How much should I declutter before photography?
More than feels comfortable. The rule of thumb: pack as if you were already moving. Clear all surfaces (kitchen counters, bedside tables, mantelpieces, console tops) to 1–3 considered items each. Empty roughly 30% of wardrobes and built-in storage so buyers register space rather than capacity. Put toiletries away. Put dog beds, cat toys, kid gear out of sight on shoot day.

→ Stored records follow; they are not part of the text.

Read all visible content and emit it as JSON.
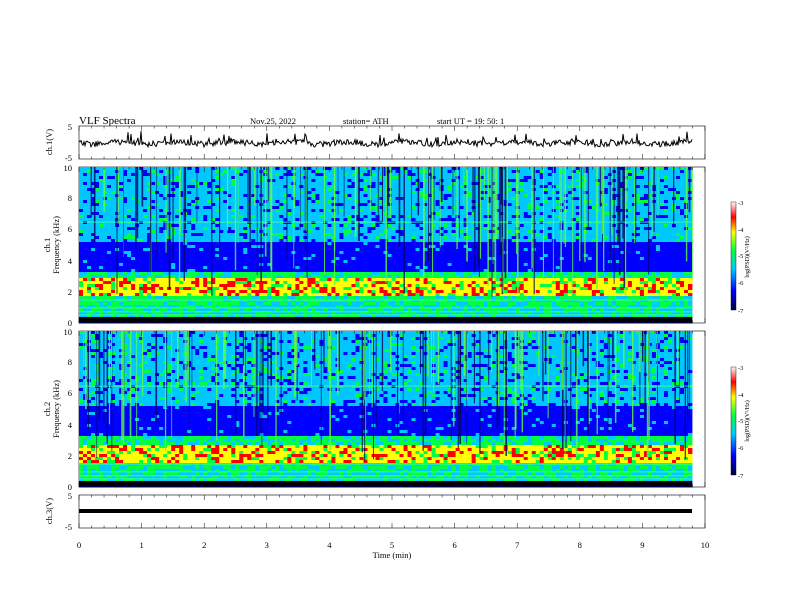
{
  "header": {
    "title": "VLF  Spectra",
    "date": "Nov.25, 2022",
    "station": "station= ATH",
    "start": "start  UT  =    19: 50: 1"
  },
  "colors": {
    "trace": "#000000",
    "colormap": [
      "#000040",
      "#0000ff",
      "#00c8ff",
      "#00ff40",
      "#ffff00",
      "#ff0000",
      "#ffffff"
    ]
  },
  "chart_data": [
    {
      "type": "line",
      "id": "ch1",
      "ylabel": "ch.1(V)",
      "ylim": [
        -5,
        5
      ],
      "yticks": [
        "5",
        "-5"
      ],
      "xlim": [
        0,
        10
      ],
      "series": [
        {
          "values_approx": "noisy trace around 0 V, amplitude ~1 V, occasional spikes",
          "mean": 0.2
        }
      ]
    },
    {
      "type": "heatmap",
      "id": "ch1-spec",
      "ylabel": "ch.1\nFrequency  (kHz)",
      "ylim": [
        0,
        10
      ],
      "yticks": [
        "0",
        "2",
        "4",
        "6",
        "8",
        "10"
      ],
      "xlim": [
        0,
        10
      ],
      "colorbar": {
        "label": "log(PSD)(V²/Hz)",
        "range": [
          -7,
          -3
        ],
        "ticks": [
          "-3",
          "-4",
          "-5",
          "-6",
          "-7"
        ]
      },
      "features": [
        "strong emission band near 2-2.5 kHz",
        "broadband sferics across 4-10 kHz",
        "low-frequency lines below 1 kHz"
      ]
    },
    {
      "type": "heatmap",
      "id": "ch2-spec",
      "ylabel": "ch.2\nFrequency  (kHz)",
      "ylim": [
        0,
        10
      ],
      "yticks": [
        "0",
        "2",
        "4",
        "6",
        "8",
        "10"
      ],
      "xlim": [
        0,
        10
      ],
      "colorbar": {
        "label": "log(PSD)(V²/Hz)",
        "range": [
          -7,
          -3
        ],
        "ticks": [
          "-3",
          "-4",
          "-5",
          "-6",
          "-7"
        ]
      },
      "features": [
        "strong emission band near 2 kHz",
        "broadband sferics across 4-10 kHz",
        "low-frequency lines below 1 kHz"
      ]
    },
    {
      "type": "line",
      "id": "ch3",
      "ylabel": "ch.3(V)",
      "ylim": [
        -5,
        5
      ],
      "yticks": [
        "5",
        "-5"
      ],
      "xlim": [
        0,
        10
      ],
      "series": [
        {
          "values_approx": "flat thick trace",
          "mean": -2.0
        }
      ]
    }
  ],
  "xaxis": {
    "label": "Time  (min)",
    "ticks": [
      "0",
      "1",
      "2",
      "3",
      "4",
      "5",
      "6",
      "7",
      "8",
      "9",
      "10"
    ]
  }
}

Do I need to hire a stager?
For most homes in Tunbridge Wells, no — a strong photographer and a well-prepared seller produce excellent results without a stager. For homes that are empty (probate, relocation, between tenancies), or where the existing furniture genuinely undersells the proposition, staging can lift the price meaningfully. The cost is typically £2,500–£8,000 for a four-bedroom home, recouped many times over on premium sales. We have stagers we recommend and can introduce.
What should I never do before listing?
Three classic mistakes: aggressive personalisation (don't paint a feature wall in your favourite bold colour — neutralise instead); over-investing in major works (a £40k kitchen rarely returns £40k in sale price); and inviting a 'second valuation' from a competitor agent to play them off each other. The latter undermines your launch strategy before it starts and signals to the market that you're indecisive.